Um estudo demonstrou que os cigarros eletrónicos pouco fizeram baixar o número de fumadores, embora pareçam facilitar a iniciação ao consumo de tabaco.

Os adolescentes e jovens adultos são as camadas etárias em que os cigarros eletrónicos mais induzem ao consumo de tabaco, dando a entender que são mais prejudiciais do que benéficos.

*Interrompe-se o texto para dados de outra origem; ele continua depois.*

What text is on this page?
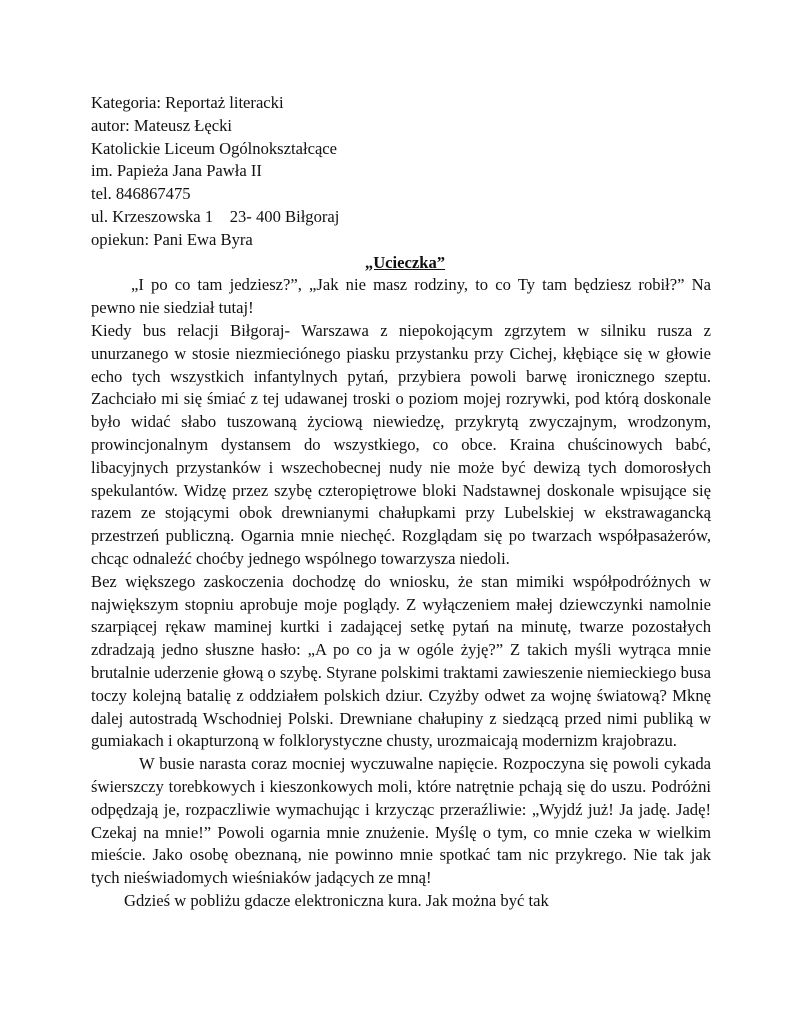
Kategoria: Reportaż literacki
autor: Mateusz Łęcki
Katolickie Liceum Ogólnokształcące
im. Papieża Jana Pawła II
tel. 846867475
ul. Krzeszowska 1    23- 400 Biłgoraj
opiekun: Pani Ewa Byra
„Ucieczka”

„I po co tam jedziesz?”, „Jak nie masz rodziny, to co Ty tam będziesz robił?” Na pewno nie siedział tutaj!

Kiedy bus relacji Biłgoraj- Warszawa z niepokojącym zgrzytem w silniku rusza z unurzanego w stosie niezmieciónego piasku przystanku przy Cichej, kłębiące się w głowie echo tych wszystkich infantylnych pytań, przybiera powoli barwę ironicznego szeptu. Zachciało mi się śmiać z tej udawanej troski o poziom mojej rozrywki, pod którą doskonale było widać słabo tuszowaną życiową niewiedzę, przykrytą zwyczajnym, wrodzonym, prowincjonalnym dystansem do wszystkiego, co obce. Kraina chuścinowych babć, libacyjnych przystanków i wszechobecnej nudy nie może być dewizą tych domorosłych spekulantów. Widzę przez szybę czteropiętrowe bloki Nadstawnej doskonale wpisujące się razem ze stojącymi obok drewnianymi chałupkami przy Lubelskiej w ekstrawagancką przestrzeń publiczną. Ogarnia mnie niechęć. Rozglądam się po twarzach współpasażerów, chcąc odnaleźć choćby jednego wspólnego towarzysza niedoli.

Bez większego zaskoczenia dochodzę do wniosku, że stan mimiki współpodróżnych w największym stopniu aprobuje moje poglądy. Z wyłączeniem małej dziewczynki namolnie szarpiącej rękaw maminej kurtki i zadającej setkę pytań na minutę, twarze pozostałych zdradzają jedno słuszne hasło: „A po co ja w ogóle żyję?” Z takich myśli wytrąca mnie brutalnie uderzenie głową o szybę. Styrane polskimi traktami zawieszenie niemieckiego busa toczy kolejną batalię z oddziałem polskich dziur. Czyżby odwet za wojnę światową? Mknę dalej autostradą Wschodniej Polski. Drewniane chałupiny z siedzącą przed nimi publiką w gumiakach i okapturzoną w folklorystyczne chusty, urozmaicają modernizm krajobrazu.

W busie narasta coraz mocniej wyczuwalne napięcie. Rozpoczyna się powoli cykada świerszczy torebkowych i kieszonkowych moli, które natrętnie pchają się do uszu. Podróżni odpędzają je, rozpaczliwie wymachując i krzycząc przeraźliwie: „Wyjdź już! Ja jadę. Jadę! Czekaj na mnie!” Powoli ogarnia mnie znużenie. Myślę o tym, co mnie czeka w wielkim mieście. Jako osobę obeznaną, nie powinno mnie spotkać tam nic przykrego. Nie tak jak tych nieświadomych wieśniaków jadących ze mną!

Gdzieś w pobliżu gdacze elektroniczna kura. Jak można być tak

O trabalho do Centro Médico Dartmouth-Hitchcock-Centro Oncológico Norris Cotton, de New Hampshire (EUA), hoje publicado na revista PLOS ONE, aponta a presença da nicotina como um facilitador da iniciação ao consumo de tabaco.

“Embora a indústria do tabaco apresente os cigarros eletrónicos como uma ferramenta para ajudar os fumadores a deixarem de fumar, na verdade o uso desses cigarros apenas aumenta marginalmente o número de pessoas que conseguem deixar o tabaco com sucesso”, alertou Samir Soneji, o investigador que coordenou o estudo.

O trabalho quantificou, a partir de recenseamentos e inquéritos nacionais sobre saúde pública e tabagismo, os anos de vida ganhos ou perdidos na população dos EUA por causa dos cigarros eletrónicos, por levarem ao fim do ato de fumar ou por induzirem ao consumo de tabaco.

Nas contas feitas pela equipa de Soneji, os cigarros eletrónicos “podem levar à perda de mais de 1,5 milhões de anos de vida, porque o uso pode aumentar substancialmente junto de adolescentes e jovens adultos, que eventualmente se tornam fumadores de cigarros”.

Os cientistas acreditam que a ‘propaganda’ de que os cigarros eletrónicos são menos prejudiciais do que os cigarros ‘normais’ funciona, na realidade, de forma inversa, causando mais danos do que benefícios.

A equipa apontou ainda os cigarros eletrónicos como uma ameaça à tendência, registada desde os anos 90, de redução de fumadores nas camadas mais jovens.